Fig. 1. p107 is localized in the mitochondria of proliferating myogenic progenitors.

Fig. 1

a Representative Western blot of whole cell (W), cytoplasmic (C), and nuclear (N) fractions for p107, cytoplasm loading control α-tubulin (α-tub) and nucleus loading control, His3a, during proliferation. b Representative Western blot and graphical representation of cytoplasmic (Cyto) and mitochondrial (Mito) c2MP fractions for p107, α-tub and mitochondria loading control, Cox4, during proliferation (G) and growth arrest (Ga). Graphical data are presented as mean values ± SD (n = 4 biologically independent samples). Two-tailed unpaired Student’s t test **p = 0.00343. c Representative Western blot of proliferating whole cell (W) cytoplasmic (C), mitochondrial (M) and growth arrested (Ga) cells for Rb, p130, α-tub and Cox4. d Representative Western blot of c2MP whole cell and mitochondrial fractions including outer membrane (OM), inner membrane (IM), soluble inner membrane (IMS) and matrix (M) that were isolated in 250 mM or 25 mM sucrose buffer, treated and untreated with trypsin. Confocal immunofluorescence microscopy for p107, Cox4, Dapi and Merge of proliferating e Control (Ctl) and genetically deleted p107 (p107KO) c2MPs and h wild type (Wt) and p107KO primary (pr) MPs (scale bar 10 μm). f, i A line was drawn through a representative cell to indicate relative intensity of RGB signals with the arrowheads pointing to areas of concurrent intensities g, j an orthogonal projection was generated by a Z-stack (100 nm interval) image set using the ZEN program (Zeiss) in the XY, XZ, and YZ planes (scale bar 10 μm). k Schematic for inducing in vivo satellite cell (SC) activation and MP proliferation in the tibialis anterior (TA) muscle with cardiotoxin (ctx) injury (MN is myonuclei). l Confocal immunofluorescence microscopy merged image of wild type (Wt) TA muscle section 2 days post ctx injury for Pax7 and Dapi and p107, Cox4 and Dapi and for p107KO TA muscle section for p107, Cox4 and Dapi (scale bar 20μm).
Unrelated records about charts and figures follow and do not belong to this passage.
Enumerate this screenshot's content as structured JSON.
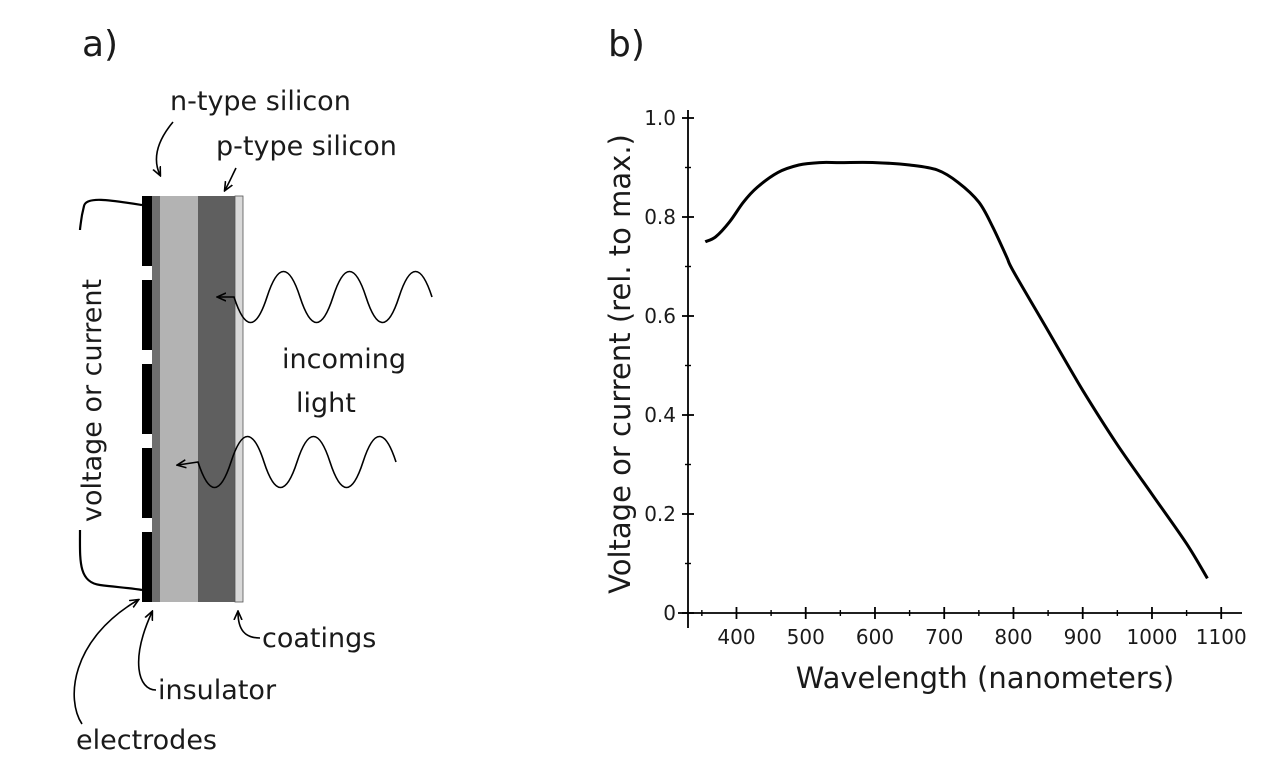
{
  "panel_a": {
    "label": "a)",
    "callouts": {
      "n_type": "n-type silicon",
      "p_type": "p-type silicon",
      "incoming_light_line1": "incoming",
      "incoming_light_line2": "light",
      "voltage": "voltage or current",
      "coatings": "coatings",
      "insulator": "insulator",
      "electrodes": "electrodes"
    },
    "layer_colors": {
      "electrode": "#000000",
      "insulator": "#6e6e6e",
      "n_type": "#b3b3b3",
      "p_type": "#5f5f5f",
      "coating": "#d9d9d9"
    }
  },
  "panel_b": {
    "label": "b)",
    "chart_data": {
      "type": "line",
      "title": "",
      "xlabel": "Wavelength (nanometers)",
      "ylabel": "Voltage or current (rel. to max.)",
      "xlim": [
        330,
        1130
      ],
      "ylim": [
        0,
        1.0
      ],
      "x_ticks": [
        400,
        500,
        600,
        700,
        800,
        900,
        1000,
        1100
      ],
      "x_tick_labels": [
        "400",
        "500",
        "600",
        "700",
        "800",
        "900",
        "1000",
        "1100"
      ],
      "y_ticks": [
        0,
        0.2,
        0.4,
        0.6,
        0.8,
        1.0
      ],
      "y_tick_labels": [
        "0",
        "0.2",
        "0.4",
        "0.6",
        "0.8",
        "1.0"
      ],
      "grid": false,
      "series": [
        {
          "x": [
            355,
            370,
            390,
            410,
            430,
            460,
            490,
            520,
            550,
            600,
            650,
            690,
            720,
            750,
            770,
            790,
            800,
            850,
            900,
            950,
            1000,
            1050,
            1080
          ],
          "y": [
            0.75,
            0.76,
            0.79,
            0.83,
            0.86,
            0.89,
            0.905,
            0.91,
            0.91,
            0.91,
            0.905,
            0.895,
            0.87,
            0.83,
            0.78,
            0.72,
            0.69,
            0.57,
            0.45,
            0.34,
            0.24,
            0.14,
            0.07
          ]
        }
      ]
    }
  }
}
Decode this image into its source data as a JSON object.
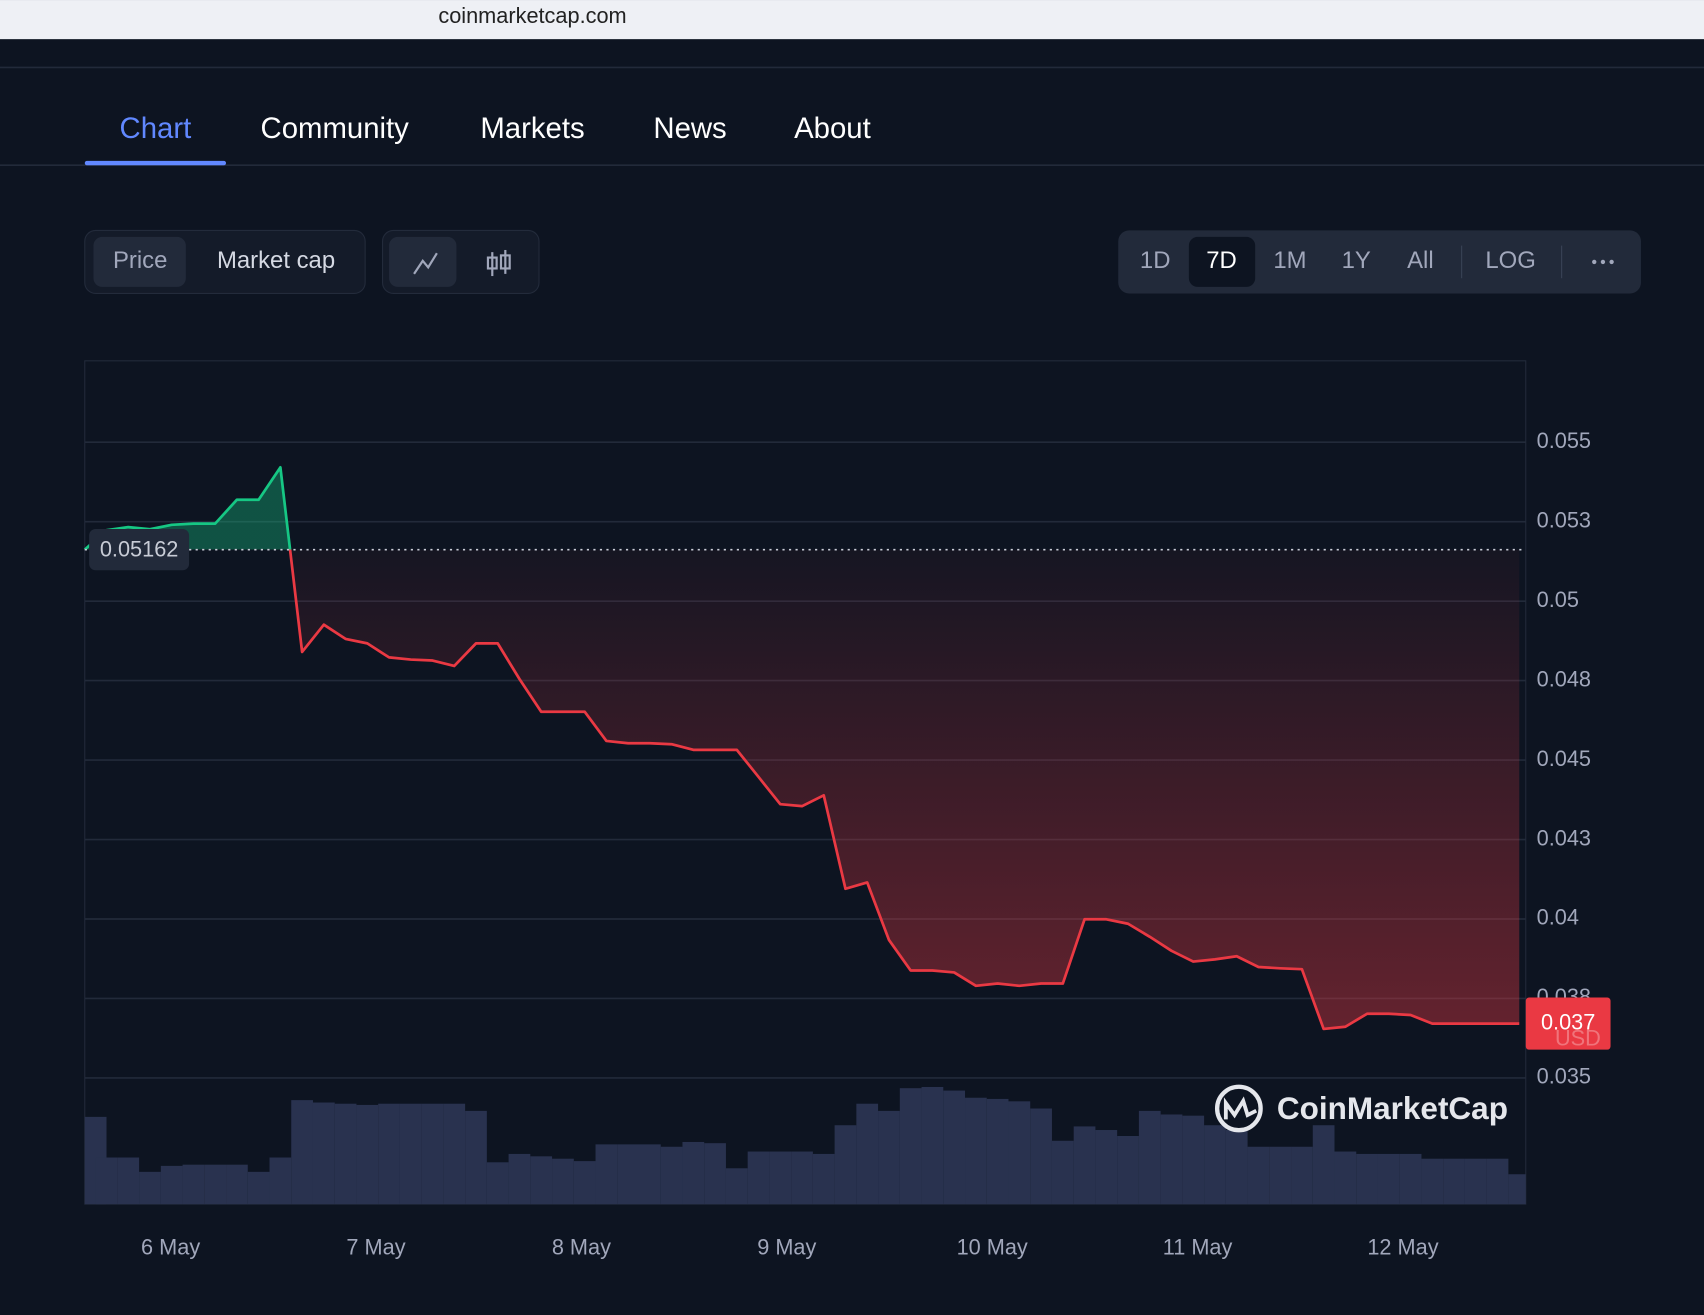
{
  "browser": {
    "url": "coinmarketcap.com"
  },
  "tabs": [
    {
      "label": "Chart",
      "active": true
    },
    {
      "label": "Community",
      "active": false
    },
    {
      "label": "Markets",
      "active": false
    },
    {
      "label": "News",
      "active": false
    },
    {
      "label": "About",
      "active": false
    }
  ],
  "metric_toggle": [
    {
      "label": "Price",
      "active": true
    },
    {
      "label": "Market cap",
      "active": false
    }
  ],
  "timeframes": [
    {
      "label": "1D",
      "active": false
    },
    {
      "label": "7D",
      "active": true
    },
    {
      "label": "1M",
      "active": false
    },
    {
      "label": "1Y",
      "active": false
    },
    {
      "label": "All",
      "active": false
    }
  ],
  "scale_option": "LOG",
  "chart_data": {
    "type": "line",
    "grid": true,
    "ylim": [
      0.03103,
      0.05756
    ],
    "yticks": [
      0.035,
      {
        "value": 0.0375,
        "label": "0.038"
      },
      0.04,
      {
        "value": 0.0425,
        "label": "0.043"
      },
      0.045,
      {
        "value": 0.0475,
        "label": "0.048"
      },
      0.05,
      {
        "value": 0.0525,
        "label": "0.053"
      },
      0.055
    ],
    "y2lim": [
      0,
      100
    ],
    "x_labels": [
      "6 May",
      "7 May",
      "8 May",
      "9 May",
      "10 May",
      "11 May",
      "12 May"
    ],
    "reference_price": 0.05162,
    "last_price": {
      "value": 0.03671,
      "label": "0.037"
    },
    "currency": "USD",
    "watermark": "CoinMarketCap",
    "series": [
      {
        "up_color": "#16c784",
        "down_color": "#ea3943",
        "values": [
          0.05162,
          0.05223,
          0.05233,
          0.05226,
          0.0524,
          0.05244,
          0.05244,
          0.05319,
          0.05319,
          0.05421,
          0.0484,
          0.04926,
          0.04881,
          0.04867,
          0.04823,
          0.04816,
          0.04813,
          0.04796,
          0.04867,
          0.04867,
          0.04755,
          0.04652,
          0.04652,
          0.04652,
          0.0456,
          0.04553,
          0.04553,
          0.0455,
          0.04532,
          0.04532,
          0.04532,
          0.04447,
          0.04361,
          0.04355,
          0.04389,
          0.04095,
          0.04115,
          0.03934,
          0.03838,
          0.03838,
          0.03832,
          0.0379,
          0.03797,
          0.0379,
          0.03797,
          0.03797,
          0.03999,
          0.03999,
          0.03985,
          0.03944,
          0.039,
          0.03866,
          0.03873,
          0.03883,
          0.03849,
          0.03845,
          0.03842,
          0.03654,
          0.03661,
          0.03702,
          0.03702,
          0.03698,
          0.03671,
          0.03671,
          0.03671,
          0.03671,
          0.03671
        ]
      },
      {
        "axis": "y2",
        "color": "#29324f",
        "values": [
          73,
          39,
          39,
          27,
          32,
          33,
          33,
          33,
          27,
          39,
          87,
          85,
          84,
          83,
          84,
          84,
          84,
          84,
          78,
          35,
          42,
          40,
          38,
          36,
          50,
          50,
          50,
          48,
          52,
          51,
          30,
          44,
          44,
          44,
          42,
          66,
          84,
          78,
          97,
          98,
          95,
          89,
          88,
          86,
          80,
          53,
          65,
          62,
          57,
          78,
          75,
          74,
          66,
          62,
          48,
          48,
          48,
          66,
          44,
          42,
          42,
          42,
          38,
          38,
          38,
          38,
          25
        ]
      }
    ]
  }
}
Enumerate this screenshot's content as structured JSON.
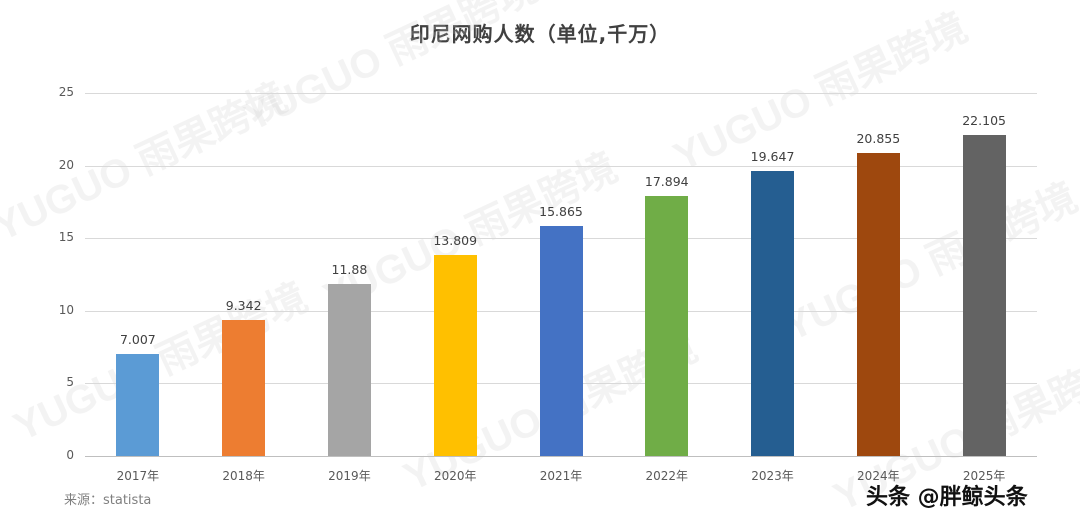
{
  "chart_data": {
    "type": "bar",
    "title": "印尼网购人数（单位,千万）",
    "categories": [
      "2017年",
      "2018年",
      "2019年",
      "2020年",
      "2021年",
      "2022年",
      "2023年",
      "2024年",
      "2025年"
    ],
    "values": [
      7.007,
      9.342,
      11.88,
      13.809,
      15.865,
      17.894,
      19.647,
      20.855,
      22.105
    ],
    "value_labels": [
      "7.007",
      "9.342",
      "11.88",
      "13.809",
      "15.865",
      "17.894",
      "19.647",
      "20.855",
      "22.105"
    ],
    "colors": [
      "#5b9bd5",
      "#ed7d31",
      "#a5a5a5",
      "#ffc000",
      "#4472c4",
      "#70ad47",
      "#255e91",
      "#9e480e",
      "#636363"
    ],
    "xlabel": "",
    "ylabel": "",
    "ylim": [
      0,
      25
    ],
    "yticks": [
      "0",
      "5",
      "10",
      "15",
      "20",
      "25"
    ],
    "grid": true,
    "legend": "none"
  },
  "footer": {
    "source": "来源：statista",
    "credit": "头条 @胖鲸头条"
  },
  "watermark": {
    "text": "YUGUO 雨果跨境"
  }
}
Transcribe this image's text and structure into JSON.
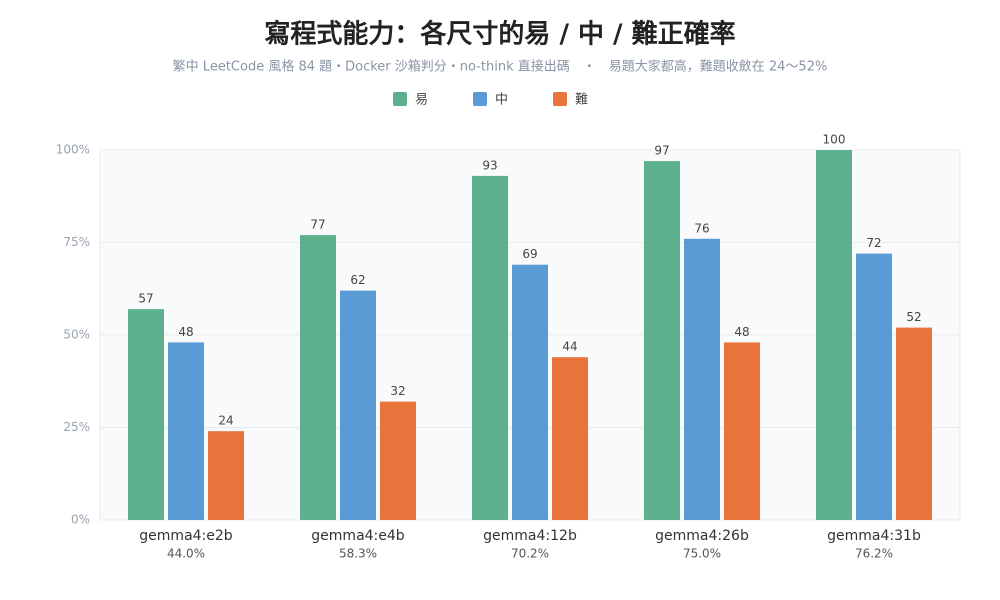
{
  "chart_data": {
    "type": "bar",
    "title": "寫程式能力：各尺寸的易 / 中 / 難正確率",
    "subtitle": "繁中 LeetCode 風格 84 題・Docker 沙箱判分・no-think 直接出碼　・　易題大家都高，難題收斂在 24～52%",
    "categories": [
      "gemma4:e2b",
      "gemma4:e4b",
      "gemma4:12b",
      "gemma4:26b",
      "gemma4:31b"
    ],
    "category_sublabels": [
      "44.0%",
      "58.3%",
      "70.2%",
      "75.0%",
      "76.2%"
    ],
    "series": [
      {
        "name": "易",
        "color": "#5cb08e",
        "values": [
          57,
          77,
          93,
          97,
          100
        ]
      },
      {
        "name": "中",
        "color": "#5b9bd5",
        "values": [
          48,
          62,
          69,
          76,
          72
        ]
      },
      {
        "name": "難",
        "color": "#e8743b",
        "values": [
          24,
          32,
          44,
          48,
          52
        ]
      }
    ],
    "ylim": [
      0,
      100
    ],
    "yticks": [
      {
        "value": 0,
        "label": "0%"
      },
      {
        "value": 25,
        "label": "25%"
      },
      {
        "value": 50,
        "label": "50%"
      },
      {
        "value": 75,
        "label": "75%"
      },
      {
        "value": 100,
        "label": "100%"
      }
    ],
    "grid": true,
    "legend": "top"
  }
}
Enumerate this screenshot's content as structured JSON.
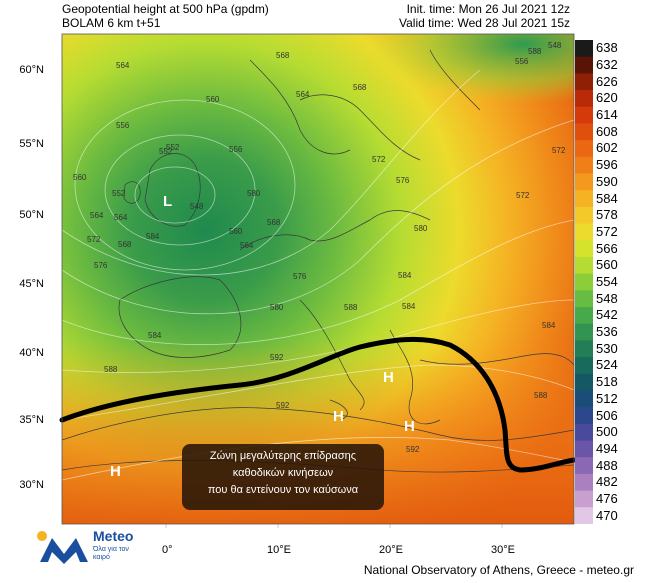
{
  "header": {
    "title_line1": "Geopotential height at 500 hPa (gpdm)",
    "title_line2": "BOLAM 6 km t+51",
    "init_time": "Init. time: Mon 26 Jul 2021 12z",
    "valid_time": "Valid time: Wed 28 Jul 2021 15z"
  },
  "axes": {
    "lat_labels": [
      "60°N",
      "55°N",
      "50°N",
      "45°N",
      "40°N",
      "35°N",
      "30°N"
    ],
    "lon_labels": [
      "0°",
      "10°E",
      "20°E",
      "30°E"
    ]
  },
  "colorbar": {
    "labels": [
      "638",
      "632",
      "626",
      "620",
      "614",
      "608",
      "602",
      "596",
      "590",
      "584",
      "578",
      "572",
      "566",
      "560",
      "554",
      "548",
      "542",
      "536",
      "530",
      "524",
      "518",
      "512",
      "506",
      "500",
      "494",
      "488",
      "482",
      "476",
      "470"
    ],
    "colors": [
      "#1a1a1a",
      "#5a1405",
      "#8f1f05",
      "#b82a08",
      "#d43a0a",
      "#e0500d",
      "#ea6812",
      "#f07f18",
      "#f39a1e",
      "#f5b324",
      "#f3c929",
      "#ecdb2c",
      "#d6e32c",
      "#b4dc32",
      "#8ccd3a",
      "#67bd42",
      "#47a94a",
      "#329450",
      "#237e55",
      "#186a5a",
      "#145866",
      "#1a4d78",
      "#2d478c",
      "#4a4a9c",
      "#6a55a8",
      "#8a68b4",
      "#aa80c0",
      "#c7a0d0",
      "#e2c8e4"
    ]
  },
  "map": {
    "contour_labels": [
      "548",
      "556",
      "564",
      "568",
      "560",
      "564",
      "568",
      "552",
      "556",
      "548",
      "560",
      "556",
      "552",
      "564",
      "572",
      "568",
      "576",
      "584",
      "572",
      "576",
      "588",
      "572",
      "572",
      "568",
      "564",
      "560",
      "580",
      "576",
      "584",
      "580",
      "584",
      "588",
      "592",
      "592",
      "584",
      "588",
      "588",
      "592",
      "552",
      "564",
      "580",
      "584"
    ],
    "high_marker": "H",
    "low_marker": "L"
  },
  "annotation": {
    "line1": "Ζώνη μεγαλύτερης επίδρασης",
    "line2": "καθοδικών κινήσεων",
    "line3": "που θα εντείνουν τον καύσωνα"
  },
  "logo": {
    "name": "Meteo",
    "tagline": "Όλα για τον καιρό"
  },
  "credit": "National Observatory of Athens, Greece - meteo.gr"
}
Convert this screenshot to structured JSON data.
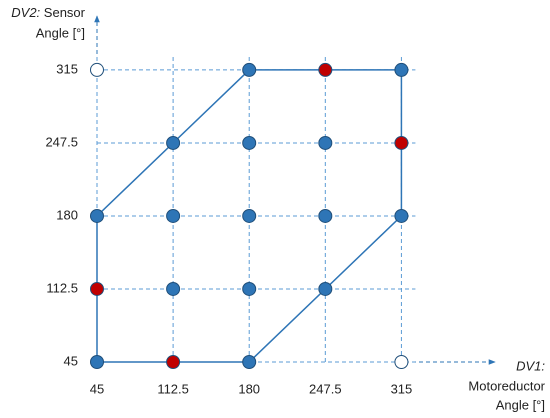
{
  "chart_data": {
    "type": "scatter",
    "xlabel_prefix": "DV1:",
    "xlabel": [
      "Motoreductor",
      "Angle [°]"
    ],
    "ylabel_prefix": "DV2:",
    "ylabel": [
      "Sensor",
      "Angle [°]"
    ],
    "xlim": [
      45,
      398
    ],
    "ylim": [
      45,
      363
    ],
    "xticks": [
      45,
      112.5,
      180,
      247.5,
      315
    ],
    "yticks": [
      45,
      112.5,
      180,
      247.5,
      315
    ],
    "grid": true,
    "boundary": {
      "color": "#2e75b6",
      "x": [
        45,
        180,
        315,
        315,
        180,
        45,
        45
      ],
      "y": [
        45,
        45,
        180,
        315,
        315,
        180,
        45
      ]
    },
    "series": [
      {
        "color": "#2e75b6",
        "x": [
          180,
          315,
          112.5,
          180,
          247.5,
          45,
          112.5,
          180,
          247.5,
          315,
          112.5,
          180,
          247.5,
          45,
          180
        ],
        "y": [
          315,
          315,
          247.5,
          247.5,
          247.5,
          180,
          180,
          180,
          180,
          180,
          112.5,
          112.5,
          112.5,
          45,
          45
        ]
      },
      {
        "color": "#c00000",
        "x": [
          247.5,
          315,
          45,
          112.5
        ],
        "y": [
          315,
          247.5,
          112.5,
          45
        ]
      },
      {
        "color": "#ffffff",
        "x": [
          45,
          315
        ],
        "y": [
          315,
          45
        ]
      }
    ]
  }
}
Arrows denote Pax7 +p107+Cox4+ cells. m Cell cycle histograms using flow cytometry for cell number versus propidium iodide (PI) intensity for c2MPs that are proliferating (Ctl), predominately in G1 and G2 phase of the cell cycle. n Representative Western blot of cytoplasmic (C), mitochondrial (M), nuclear (Nuc) and whole-cell lysates (WC) for p107, α-tub, Cox4 and His3a from Ctl, G1 and G2 cells. Source data are provided as a Source Data file.